An emphasis on social practices, and designing towards social interaction, would shift our point of focus:

  • From users to groups
  • From individual use to community participation
  • From direct interaction (HCI) to social interaction
  • Our usability concerns would shift also, from first order interaction design to second order, social interaction design:
  • Interaction tools designed for the transparency of the interaction between users, rather than transparency between the user and the tool.
  • Attention to the way in which users might confuse interpersonal ambiguity for technical shortcomings or errors.
  • In organizing, archiving, and indexing discussions and other kinds of member contributions, concern for the contributor as well as for the text of his or her contribution.
  • An appreciation of the way in which users present themselves to others in their profiles and other contributions—that is, how they might second guess their audience, attempt to “game the system,” and so on. Usability concerns here amount to the difference between choosing a photo of oneself and uploading it with a form page.
  • Constraints built into the system should involve not only technical and interface choices (or better, limiting those choices), but should involve the cultivation of social behaviors and normative restraints.

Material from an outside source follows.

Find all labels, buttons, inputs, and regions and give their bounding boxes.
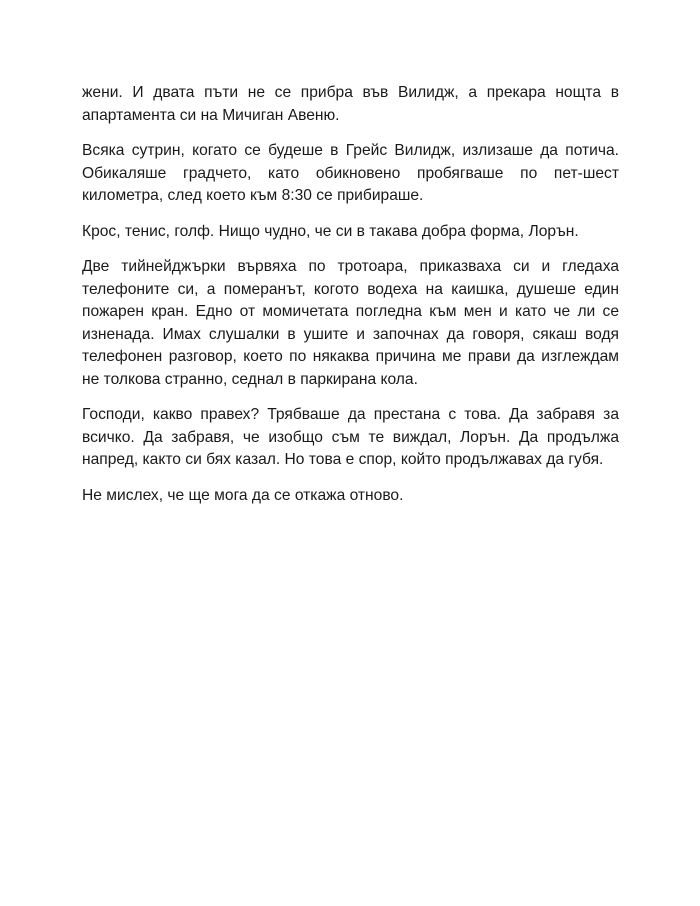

  • Error management and handling should focus on risk management as a social undertaking, rather than a technical one. The kinds of mistakes that happen among users of communication technologies are more often than not fraught with social repercussions.
  • Similarly, help systems and documentation should involve not only standard online help and troubleshooting. Expert users should be encouraged to help others, in the spirit of neighborliness and good will.
  • User competence will involve social considerations as much as technical ones, and designers should be aware of the difference. Many novice users will lurk before becoming actively engaged participants, seeking to understand how the community works and what it values before making their own contributions.
  • We could cite other examples of the shift from user-centric interaction design to social interaction design, but points noted above should suffice.
  • As always, our systems should satisfy tried and tested success criteria. They should win points for their:
    • Effectiveness. In short, they should do what they were built to do, as well as possible.
    • Efficiency. They should require as little overhead as possible. Steps ought to be kept to their minimum, and users should not be required to absorb application shortcomings.
    • Safety. Users should be spared unnecessary embarrassment or other unwanted surprises. To the usual list of annoyances (crashes, mistakes, disappointments, misundersanding and confusion, lack of confirmation/acknowledgment, etc), we should also list:
      • Our systems should not add to the ambiguity that can already exist among social transactions and encounters!
      • Our systems should avoid further obscuring a member’s identity or intentions, as well as how we are to interact with him/her.
      • Our systems should give us feedback, and quickly if possible, as to whether or not we have behaved properly, done the right thing, etc.
    • Utility. Systems should be useful, or at lsat users should find them useful!
    • Learnability. It should not require a PhD to navigate and learn a community’s or system’s architecture.
    • Memorability. Labeling systems, functions, features and so on should be transparent (no, not see-through), sensible, and familiar.